- Emblem of the Chinese Communist Party
- Flag of the Chinese Communist Party
- Incumbent Zhou Hongbo since December 1, 2024
- Nanjing Municipal Committee of the Chinese Communist Party
- Type: Party Committee Secretary
- Status: Deputy provincial and ministerial-level official
- Member of: Nanjing Municipal Standing Committee
- Seat: Nanjing
- Nominator: Central Committee
- Appointer: Nanjing Municipal Committee Central Committee
- Inaugural holder: Liu Bocheng
- Formation: May 1949
- Deputy: Deputy Secretary Secretary-General

= Party Secretary of Nanjing =

Government position in China

The secretary of the Nanjing Municipal Committee of the Chinese Communist Party is the leader of the Nanjing Municipal Committee of the Chinese Communist Party (CCP). As the CCP is the sole ruling party of the People's Republic of China (PRC), the secretary is the highest ranking post in Nanjing.

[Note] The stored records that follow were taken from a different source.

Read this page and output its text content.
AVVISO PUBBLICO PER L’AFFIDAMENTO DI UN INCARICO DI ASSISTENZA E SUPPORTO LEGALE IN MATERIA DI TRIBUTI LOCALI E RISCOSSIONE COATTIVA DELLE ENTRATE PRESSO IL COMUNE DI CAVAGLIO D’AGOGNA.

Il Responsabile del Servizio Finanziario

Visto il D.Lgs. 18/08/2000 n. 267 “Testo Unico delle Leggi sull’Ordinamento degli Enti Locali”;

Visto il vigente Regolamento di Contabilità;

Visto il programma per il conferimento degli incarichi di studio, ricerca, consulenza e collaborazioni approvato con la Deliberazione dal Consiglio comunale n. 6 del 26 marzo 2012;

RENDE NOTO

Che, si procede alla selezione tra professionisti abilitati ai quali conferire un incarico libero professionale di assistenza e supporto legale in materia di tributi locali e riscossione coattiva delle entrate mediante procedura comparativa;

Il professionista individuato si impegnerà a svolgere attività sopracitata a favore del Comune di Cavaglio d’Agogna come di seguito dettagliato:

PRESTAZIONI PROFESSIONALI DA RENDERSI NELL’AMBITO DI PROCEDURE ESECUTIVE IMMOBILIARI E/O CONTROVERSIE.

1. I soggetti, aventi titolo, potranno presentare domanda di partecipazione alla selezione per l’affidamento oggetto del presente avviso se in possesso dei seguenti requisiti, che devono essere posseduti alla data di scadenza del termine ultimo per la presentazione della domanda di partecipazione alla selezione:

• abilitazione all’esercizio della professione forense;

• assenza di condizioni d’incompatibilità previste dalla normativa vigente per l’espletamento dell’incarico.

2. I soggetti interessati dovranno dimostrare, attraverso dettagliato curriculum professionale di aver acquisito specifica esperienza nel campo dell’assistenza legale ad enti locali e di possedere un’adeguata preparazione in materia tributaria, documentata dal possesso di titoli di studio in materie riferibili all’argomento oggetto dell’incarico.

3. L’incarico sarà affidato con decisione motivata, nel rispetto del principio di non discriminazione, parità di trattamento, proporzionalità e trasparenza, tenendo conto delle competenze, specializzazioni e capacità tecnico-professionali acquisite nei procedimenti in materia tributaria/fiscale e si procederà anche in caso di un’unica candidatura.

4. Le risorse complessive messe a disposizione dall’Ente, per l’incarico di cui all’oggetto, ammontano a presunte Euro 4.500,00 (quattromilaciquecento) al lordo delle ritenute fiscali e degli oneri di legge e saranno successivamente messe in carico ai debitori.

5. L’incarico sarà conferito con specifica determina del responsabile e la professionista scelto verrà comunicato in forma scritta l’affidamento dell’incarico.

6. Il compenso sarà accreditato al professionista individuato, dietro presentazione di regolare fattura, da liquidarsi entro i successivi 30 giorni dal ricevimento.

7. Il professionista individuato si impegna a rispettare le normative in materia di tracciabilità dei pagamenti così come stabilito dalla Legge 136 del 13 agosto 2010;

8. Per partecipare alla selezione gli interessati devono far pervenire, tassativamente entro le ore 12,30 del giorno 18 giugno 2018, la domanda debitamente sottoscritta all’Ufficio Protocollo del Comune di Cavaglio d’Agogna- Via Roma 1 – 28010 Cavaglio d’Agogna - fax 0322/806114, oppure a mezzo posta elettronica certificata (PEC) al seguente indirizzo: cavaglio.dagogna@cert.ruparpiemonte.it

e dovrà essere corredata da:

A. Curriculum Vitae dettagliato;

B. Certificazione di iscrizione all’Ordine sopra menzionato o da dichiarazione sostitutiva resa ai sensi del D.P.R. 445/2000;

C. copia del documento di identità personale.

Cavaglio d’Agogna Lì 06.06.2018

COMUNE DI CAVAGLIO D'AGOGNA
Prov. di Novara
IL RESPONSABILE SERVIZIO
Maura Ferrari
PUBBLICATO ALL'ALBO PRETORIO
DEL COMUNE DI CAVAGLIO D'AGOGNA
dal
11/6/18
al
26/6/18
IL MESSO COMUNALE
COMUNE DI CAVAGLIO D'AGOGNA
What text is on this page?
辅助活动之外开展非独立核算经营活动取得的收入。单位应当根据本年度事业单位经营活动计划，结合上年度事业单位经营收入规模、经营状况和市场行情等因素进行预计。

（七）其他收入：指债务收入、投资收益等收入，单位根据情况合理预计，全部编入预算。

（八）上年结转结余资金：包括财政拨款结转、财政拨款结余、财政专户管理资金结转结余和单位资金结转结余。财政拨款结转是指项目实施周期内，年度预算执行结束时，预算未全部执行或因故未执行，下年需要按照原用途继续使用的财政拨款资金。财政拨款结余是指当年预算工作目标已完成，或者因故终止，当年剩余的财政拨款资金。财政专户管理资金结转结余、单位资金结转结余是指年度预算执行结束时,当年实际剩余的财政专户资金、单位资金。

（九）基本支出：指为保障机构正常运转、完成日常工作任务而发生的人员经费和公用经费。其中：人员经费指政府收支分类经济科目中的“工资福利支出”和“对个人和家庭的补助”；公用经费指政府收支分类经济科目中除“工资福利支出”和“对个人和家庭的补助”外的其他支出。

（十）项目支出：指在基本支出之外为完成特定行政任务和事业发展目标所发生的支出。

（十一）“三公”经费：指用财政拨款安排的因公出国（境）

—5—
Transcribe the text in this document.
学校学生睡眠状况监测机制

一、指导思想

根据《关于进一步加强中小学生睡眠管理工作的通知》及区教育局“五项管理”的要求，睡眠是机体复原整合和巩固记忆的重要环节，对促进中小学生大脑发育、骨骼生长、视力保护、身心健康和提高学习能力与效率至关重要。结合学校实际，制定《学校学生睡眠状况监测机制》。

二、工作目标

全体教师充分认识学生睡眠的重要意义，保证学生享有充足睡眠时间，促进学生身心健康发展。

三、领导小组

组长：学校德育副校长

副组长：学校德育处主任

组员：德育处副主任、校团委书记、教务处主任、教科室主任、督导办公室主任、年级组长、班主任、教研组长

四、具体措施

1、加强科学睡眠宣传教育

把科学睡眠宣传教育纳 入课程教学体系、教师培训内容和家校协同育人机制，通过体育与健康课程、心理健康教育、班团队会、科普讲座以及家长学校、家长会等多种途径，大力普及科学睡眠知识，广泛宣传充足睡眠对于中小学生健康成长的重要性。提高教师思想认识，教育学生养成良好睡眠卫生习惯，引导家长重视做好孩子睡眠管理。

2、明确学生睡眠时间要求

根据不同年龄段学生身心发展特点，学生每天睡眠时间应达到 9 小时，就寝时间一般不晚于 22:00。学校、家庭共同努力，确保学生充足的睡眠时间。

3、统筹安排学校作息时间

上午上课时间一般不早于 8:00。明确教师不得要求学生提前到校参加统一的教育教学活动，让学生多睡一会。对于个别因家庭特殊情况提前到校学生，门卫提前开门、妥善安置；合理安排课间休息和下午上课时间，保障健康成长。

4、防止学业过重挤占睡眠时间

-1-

The secretary is officially appointed by the CCP Central Committee based on the recommendation of the CCP Organization Department, which is then approved by the Politburo and its Standing Committee. The secretary can be also appointed by a plenary meeting of the Nanjing Municipal Committee, but the candidate must be the same as the one approved by the central government. The secretary leads the Standing Committee of the Nanjing Municipal Committee. The secretary leads the work of the Municipal Committee and its Standing Committee. The secretary is outranks the mayor, who is generally the deputy secretary of the committee.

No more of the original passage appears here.